Suppose it asks to show $\mathbb{Z}[x]/(2x-1) \cong \mathbb{Z}[\frac{1}{2}]$
Cand I do like this ? First of all elements of $\mathbb{Z}[x]/(2x-1)$ is of form $\frac{m}{2^n}+(2x-1)$ and also all elements of $\mathbb{Z}[\frac{1}{2}]$ are of form $\frac{m}{2^n}$. Now define a normal projection $\mathbb{Z}[\frac{1}{2}] \to \mathbb{Z}[x]/(2x-1)$ where $a \to a+(2x-1)$ for all $a\in \mathbb{Z}[\frac{1}{2}]$. So kernal is srt of all $a$ such that $2x-1|a \implies a=0$ so both are isomorphic.
On
In almost every introduction to algebra you will learn that quotient rings (quotient groups, quotient spaces etc.) consist of cosets and that it is good to work with cosets. As far as I can tell, this is quite wrong. In order to work with and understand quotient rings, one really has to learn them in a different way.
If $R$ is a ring and $I$ is an ideal of $R$, you should think of $R/I$ as a natural ring equipped with a surjective homomorphism $p : R \to R/I$ with $\ker(p)=I$. This means in particular that $p(a)=p(b)$ iff $a-b \in I$. Once $R/I$ with this property is constructed, you may forget about cosets completely. You will never need them again. Far more important is the fundamental theorem on homomorphisms: Any homomorphism $f : R \to S$ with $f|_I = 0$ extends uniquely to a homomorphism $\overline{f} : R/I \to S$. This means that $R/I$ is the "universal ring over $R$ which kills $I$".
In particular, homomorphisms $\mathbb{Z}[x]/(2x-1) \to S$ correspond to homomorphisms $f : \mathbb{Z}[x] \to S$ with $f(2x-1)=0$, i.e. $2 f(x)=1$. Since $f$ is completely determined by $f(x)$, we see that these homomorphisms correspond to elements $s \in S$ such that $2s=1$. One should think of $\mathbb{Z}[x]/(2x-1)$ as the universal ring which has a solution to the equation $2x=1$.
Now, this makes it quite obvious how to construct a homomorphism $\mathbb{Z}[x]/(2x-1) \to \mathbb{Z}[\frac{1}{2}]$, namely it maps $x \mapsto \frac{1}{2}$. This is well-defined and unique by the discussion above.
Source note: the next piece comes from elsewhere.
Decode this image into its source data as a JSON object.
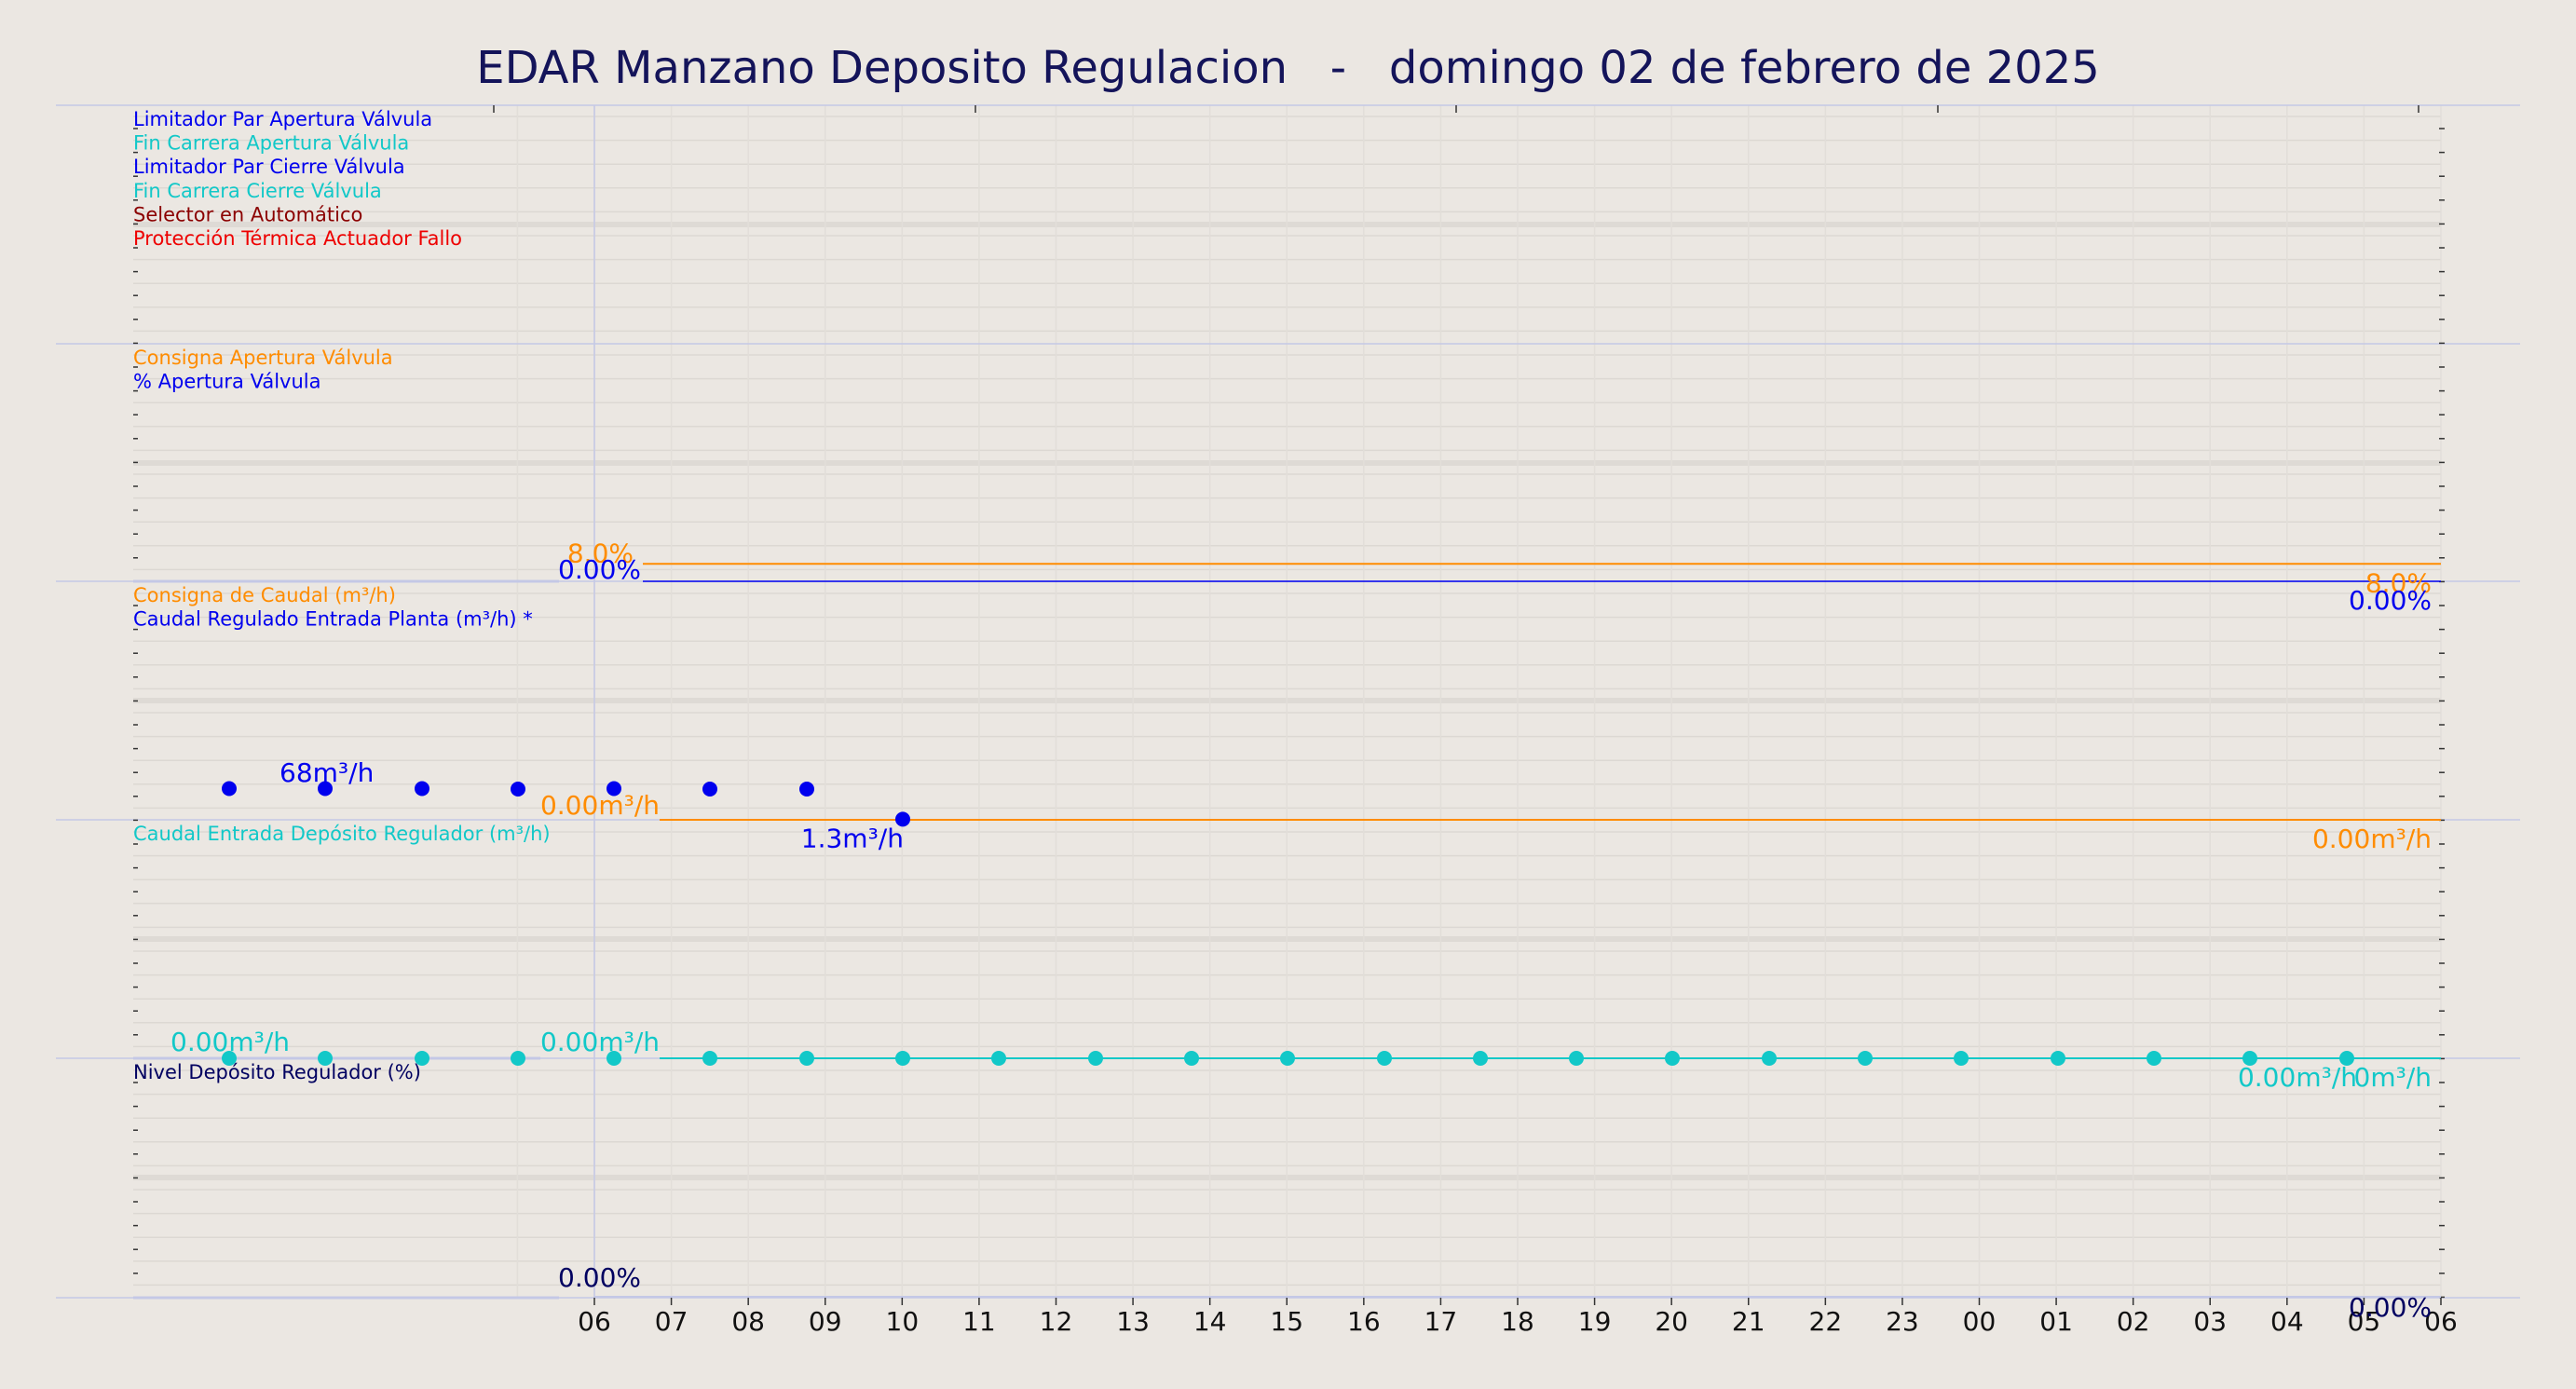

Another misconception is that isomorphisms are homomorphisms which happen to be injective and surjective. It is better and more natural to think of isomorphisms as invertible homomorphisms. So let's construct an inverse to our given homomorphism.
Specifically, we define $\mathbb{Z}[\frac{1}{2}] \to \mathbb{Z}[x]/(2x-1)$ by $\frac{a}{2^k} \mapsto a x^k$. Now one has to check that this is well-defined and a ring homomorphism. For well-definedness, notice that $\frac{a}{2^k}=\frac{b}{2^n}$ means $2^n a = 2^k b$, which implies $a x^k = b x^n$ after multiplying with $x^k x^n$. After that, one easily checks that it is inverse to the given one. In fact, it suffices to check this on the generators, where it is trivial.
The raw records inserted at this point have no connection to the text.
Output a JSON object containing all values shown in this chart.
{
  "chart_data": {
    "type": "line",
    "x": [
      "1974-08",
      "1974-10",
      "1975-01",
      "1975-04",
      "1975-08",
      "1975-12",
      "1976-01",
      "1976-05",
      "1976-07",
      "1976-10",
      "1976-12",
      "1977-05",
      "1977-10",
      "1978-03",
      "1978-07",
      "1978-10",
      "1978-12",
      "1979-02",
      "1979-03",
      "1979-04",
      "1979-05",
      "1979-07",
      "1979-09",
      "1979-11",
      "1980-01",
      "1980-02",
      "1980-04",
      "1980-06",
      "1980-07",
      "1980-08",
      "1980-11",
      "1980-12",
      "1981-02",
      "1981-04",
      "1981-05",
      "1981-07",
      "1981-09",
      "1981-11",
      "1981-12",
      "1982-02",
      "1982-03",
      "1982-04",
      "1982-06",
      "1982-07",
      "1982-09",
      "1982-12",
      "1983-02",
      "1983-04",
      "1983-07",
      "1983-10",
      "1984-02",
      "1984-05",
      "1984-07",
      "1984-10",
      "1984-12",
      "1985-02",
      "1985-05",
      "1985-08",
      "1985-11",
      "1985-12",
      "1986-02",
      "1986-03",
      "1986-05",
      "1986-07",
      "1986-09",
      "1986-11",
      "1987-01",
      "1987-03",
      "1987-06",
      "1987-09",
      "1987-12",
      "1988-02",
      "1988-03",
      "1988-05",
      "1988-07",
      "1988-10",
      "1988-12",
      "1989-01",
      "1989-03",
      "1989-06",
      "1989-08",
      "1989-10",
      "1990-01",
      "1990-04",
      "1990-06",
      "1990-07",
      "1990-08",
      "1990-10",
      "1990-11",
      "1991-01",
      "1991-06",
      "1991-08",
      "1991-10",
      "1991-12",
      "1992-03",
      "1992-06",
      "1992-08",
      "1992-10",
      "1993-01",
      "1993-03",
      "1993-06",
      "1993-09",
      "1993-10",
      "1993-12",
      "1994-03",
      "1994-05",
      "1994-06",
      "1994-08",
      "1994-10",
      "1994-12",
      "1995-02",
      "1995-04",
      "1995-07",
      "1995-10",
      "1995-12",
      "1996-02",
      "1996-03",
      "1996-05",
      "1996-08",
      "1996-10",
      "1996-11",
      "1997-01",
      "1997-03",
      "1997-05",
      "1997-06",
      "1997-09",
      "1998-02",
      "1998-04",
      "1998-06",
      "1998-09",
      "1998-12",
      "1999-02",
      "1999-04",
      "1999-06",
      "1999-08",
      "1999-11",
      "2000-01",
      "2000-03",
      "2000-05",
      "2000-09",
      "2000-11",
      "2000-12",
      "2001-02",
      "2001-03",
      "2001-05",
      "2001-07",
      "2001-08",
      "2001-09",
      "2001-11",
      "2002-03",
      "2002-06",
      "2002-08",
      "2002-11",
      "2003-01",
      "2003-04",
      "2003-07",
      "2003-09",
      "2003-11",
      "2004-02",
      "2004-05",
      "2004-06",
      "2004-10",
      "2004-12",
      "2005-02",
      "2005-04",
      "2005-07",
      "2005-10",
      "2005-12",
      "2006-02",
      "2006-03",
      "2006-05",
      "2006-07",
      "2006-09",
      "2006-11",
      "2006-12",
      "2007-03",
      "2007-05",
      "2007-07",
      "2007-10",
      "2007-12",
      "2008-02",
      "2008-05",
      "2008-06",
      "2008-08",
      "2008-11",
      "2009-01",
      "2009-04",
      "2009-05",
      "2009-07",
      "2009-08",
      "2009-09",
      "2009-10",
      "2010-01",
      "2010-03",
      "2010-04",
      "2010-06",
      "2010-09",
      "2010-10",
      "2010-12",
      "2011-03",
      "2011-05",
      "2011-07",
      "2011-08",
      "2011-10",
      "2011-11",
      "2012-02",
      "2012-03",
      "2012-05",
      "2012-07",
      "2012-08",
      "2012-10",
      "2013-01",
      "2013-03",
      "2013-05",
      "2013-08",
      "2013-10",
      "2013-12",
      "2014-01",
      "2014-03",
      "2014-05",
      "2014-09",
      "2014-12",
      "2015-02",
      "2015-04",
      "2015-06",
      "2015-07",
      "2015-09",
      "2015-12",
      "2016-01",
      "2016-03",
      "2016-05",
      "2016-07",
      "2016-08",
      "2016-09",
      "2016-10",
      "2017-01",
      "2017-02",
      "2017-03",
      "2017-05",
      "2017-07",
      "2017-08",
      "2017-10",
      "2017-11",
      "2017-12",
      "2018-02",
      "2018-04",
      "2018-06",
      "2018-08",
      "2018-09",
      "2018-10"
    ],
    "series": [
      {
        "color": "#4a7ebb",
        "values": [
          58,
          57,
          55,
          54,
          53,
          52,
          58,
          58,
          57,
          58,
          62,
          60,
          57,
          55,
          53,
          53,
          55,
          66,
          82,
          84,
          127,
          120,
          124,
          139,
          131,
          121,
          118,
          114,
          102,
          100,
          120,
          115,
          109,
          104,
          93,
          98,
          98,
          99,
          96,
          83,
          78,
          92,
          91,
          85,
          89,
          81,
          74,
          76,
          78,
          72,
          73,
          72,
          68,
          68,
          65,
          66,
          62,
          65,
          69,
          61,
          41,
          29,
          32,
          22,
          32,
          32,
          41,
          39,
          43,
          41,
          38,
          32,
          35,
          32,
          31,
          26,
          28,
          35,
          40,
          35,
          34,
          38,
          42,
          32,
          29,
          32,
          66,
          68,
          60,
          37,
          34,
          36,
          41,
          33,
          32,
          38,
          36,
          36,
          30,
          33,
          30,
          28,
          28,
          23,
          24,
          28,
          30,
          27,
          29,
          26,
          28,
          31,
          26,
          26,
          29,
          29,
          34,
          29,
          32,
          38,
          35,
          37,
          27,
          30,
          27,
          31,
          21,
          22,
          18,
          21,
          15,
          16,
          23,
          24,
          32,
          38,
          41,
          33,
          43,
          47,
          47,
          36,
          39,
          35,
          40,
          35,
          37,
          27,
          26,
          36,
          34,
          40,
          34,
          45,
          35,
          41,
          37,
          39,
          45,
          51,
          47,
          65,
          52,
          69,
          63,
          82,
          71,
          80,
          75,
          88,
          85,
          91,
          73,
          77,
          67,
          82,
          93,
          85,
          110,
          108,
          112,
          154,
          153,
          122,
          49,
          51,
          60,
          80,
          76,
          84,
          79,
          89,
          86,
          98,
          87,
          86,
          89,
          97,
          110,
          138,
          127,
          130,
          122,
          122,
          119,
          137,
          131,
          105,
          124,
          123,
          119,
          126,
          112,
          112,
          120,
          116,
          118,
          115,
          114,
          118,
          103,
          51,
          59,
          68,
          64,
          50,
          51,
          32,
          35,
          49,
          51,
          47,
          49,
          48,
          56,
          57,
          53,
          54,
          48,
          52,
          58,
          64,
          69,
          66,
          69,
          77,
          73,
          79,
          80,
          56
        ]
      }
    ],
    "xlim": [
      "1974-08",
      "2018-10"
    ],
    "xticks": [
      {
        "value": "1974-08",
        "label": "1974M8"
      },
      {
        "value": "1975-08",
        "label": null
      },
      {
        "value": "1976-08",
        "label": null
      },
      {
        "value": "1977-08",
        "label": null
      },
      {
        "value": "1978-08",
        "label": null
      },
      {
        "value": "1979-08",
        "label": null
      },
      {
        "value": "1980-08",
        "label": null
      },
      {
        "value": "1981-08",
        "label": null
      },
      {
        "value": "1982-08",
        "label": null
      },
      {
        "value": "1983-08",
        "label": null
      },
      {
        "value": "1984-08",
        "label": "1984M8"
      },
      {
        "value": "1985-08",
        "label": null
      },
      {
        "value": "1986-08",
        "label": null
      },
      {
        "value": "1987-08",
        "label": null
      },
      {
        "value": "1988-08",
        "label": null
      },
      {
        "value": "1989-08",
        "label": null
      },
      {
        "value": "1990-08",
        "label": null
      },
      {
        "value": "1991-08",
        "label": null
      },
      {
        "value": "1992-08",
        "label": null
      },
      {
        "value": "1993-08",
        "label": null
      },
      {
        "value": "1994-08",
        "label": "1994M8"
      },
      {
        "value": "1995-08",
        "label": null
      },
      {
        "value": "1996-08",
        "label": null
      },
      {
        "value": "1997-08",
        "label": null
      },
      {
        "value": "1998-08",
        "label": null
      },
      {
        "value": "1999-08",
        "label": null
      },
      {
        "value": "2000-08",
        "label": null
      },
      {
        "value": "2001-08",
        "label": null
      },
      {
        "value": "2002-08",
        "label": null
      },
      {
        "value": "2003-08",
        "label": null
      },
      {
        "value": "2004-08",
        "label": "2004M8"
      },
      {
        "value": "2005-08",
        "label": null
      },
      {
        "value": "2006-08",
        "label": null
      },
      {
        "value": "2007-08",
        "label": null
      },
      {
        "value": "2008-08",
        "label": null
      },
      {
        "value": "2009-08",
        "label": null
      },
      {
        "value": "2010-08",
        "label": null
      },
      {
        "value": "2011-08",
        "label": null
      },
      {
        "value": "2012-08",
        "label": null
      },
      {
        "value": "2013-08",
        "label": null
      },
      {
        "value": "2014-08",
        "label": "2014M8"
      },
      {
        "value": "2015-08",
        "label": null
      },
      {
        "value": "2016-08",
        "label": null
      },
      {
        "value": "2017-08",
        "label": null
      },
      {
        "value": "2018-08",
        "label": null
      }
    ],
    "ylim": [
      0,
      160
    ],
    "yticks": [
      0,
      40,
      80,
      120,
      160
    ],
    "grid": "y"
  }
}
More generally, if $A$ is any commutative ring and $f \in A$, then $A[\frac{1}{f}] \cong A[x]/(fx-1)$. The abstract reason is simply: Both rings have the same universal property, they are the "smallest" ring extensions of $A$ which make $f$ invertible. Hence, they are isomorphic.
An idea: define
$$\phi: \Bbb Z[x]\to\Bbb Z\left[\frac12\right]\;,\;\;\phi(f(x)):=f\left(\frac12\right)$$
Check the above is an epimorphism and in fact
$$\ker\phi=\left\{\;f(x)\in\Bbb Z[x]\;:\;\;f\left(\frac12\right)=0\;\right\}=\langle 2x-1\rangle$$
Edited on request:
We can do as follows: let $\;0\neq f(x)\in\ker\phi\;$ . If $\;f(x)=ax+b\;$ , then
$$f\left(\frac12\right)=\frac a2+b=0\implies a=-2b\implies f(x)=-2bx+b=-b(2x-1)\in\langle 2x-1\rangle$$
Now induction of $\;\deg f\;$ . First, we can work within the rational polynomials as $\;\Bbb Z[x]\subset \Bbb Q[x]\;$ , so
$$f\left(\frac12\right)=0\iff f(x)=\left(x-\frac12\right)q(x)\;,\;\;q(x)\in\Bbb Q[x]$$
use now Gauss's Lemma: since we have an integer polynomial reducible over the rationals, this same polynomial must be reducible over the integers, so
$$\exists\,h(x)\,,\,g(x)\in\Bbb Z[x]\;\;s.t.\;\;f(x)=h(x)g(x)$$
But then
$$0=f\left(\frac12\right)=h\left(\frac12\right)g\left(\frac12\right)\left(\frac12\right)\implies h\left(\frac12\right)=0\;\;or\;\;g\left(\frac12\right) $$
as we're in an integer domain, and since $\;\deg h\,,\,\deg g<\deg f\;$ we can apply the inductive hypothesis to get that $\;f(x)\;$ must be a multiple (in $\;\Bbb Z[x]\;$ !) of $\;2x-1\;$